RetroMovieNerd’s review published on Letterboxd:
It's pretty hard to screw up a story like this one. Gang of mercenaries hired to sneak into a Las Vegas that is overrun with zombies in order to grab millions of dollars locked in a casino vault. Hey, I'm game! The zombie genre has run its course, in my opinion, so it's hard to come up with a new spin. Snyder and his writing team try, and mostly succeed. Army of the Dead is a fun watch, in spite of Snyder's ambitious overreach.
Snyder seems to be going for an action/horror flick that appeals to a wider audience with attempts at drama, but I don't think the characterizations were strong enough to grab that gravitas that the alleged emotional scenes were reaching for. There is plenty of humor, especially during the opening credits with "Viva Las Vegas" playing. And I guess the soundtrack works as well, with The Cranberries' "Zombie" being the most obvious inclusion.
Some good visual effects, and King Zombie is an interesting idea in theory. Perhaps we can get more backstory there in future entries in this proposed franchise.

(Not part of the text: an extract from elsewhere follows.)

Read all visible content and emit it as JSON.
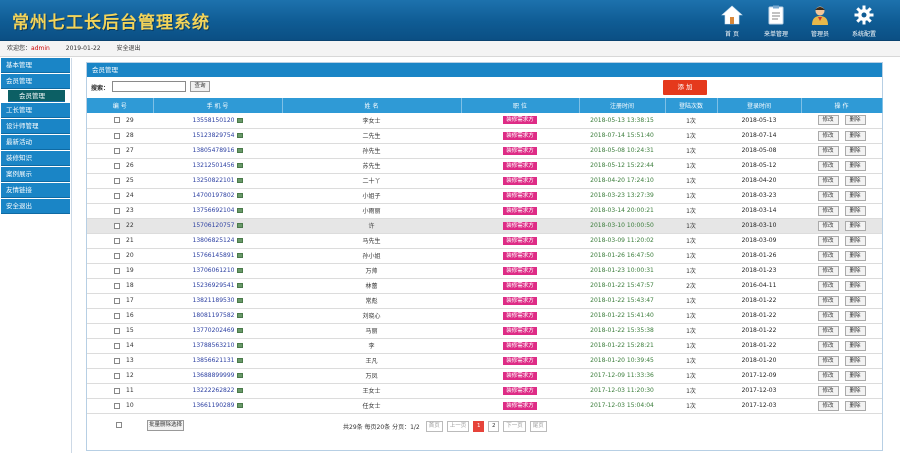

The performances here were all suitable for the action that unfolded on-screen, but the characters were all still surface-level only. The character that worked best was the safecracker Dieter (Matthias Schweighofer) and even Dave Bautista held his own as the lead. Snyder' attempts at drama, however, fell flat. If you're going to have a 150 minute running time, you should have plenty of time to develop characters.
That brings us to the most glaring issue: the running time. This is a story that could have been told in 100 minutes and would have had the same impact. It's a solid film that could have been better if it got to the finish line faster. I found myself not caring at all about the recue of the missing women, or of their attempts to escape the quarantine camp. This movie is about money and zombies and shoot outs and gore. Allegedly.
So, yeah, it's hard to screw up this idea. Snyder's ambitions add unnecessary bloat, but the central idea is fun.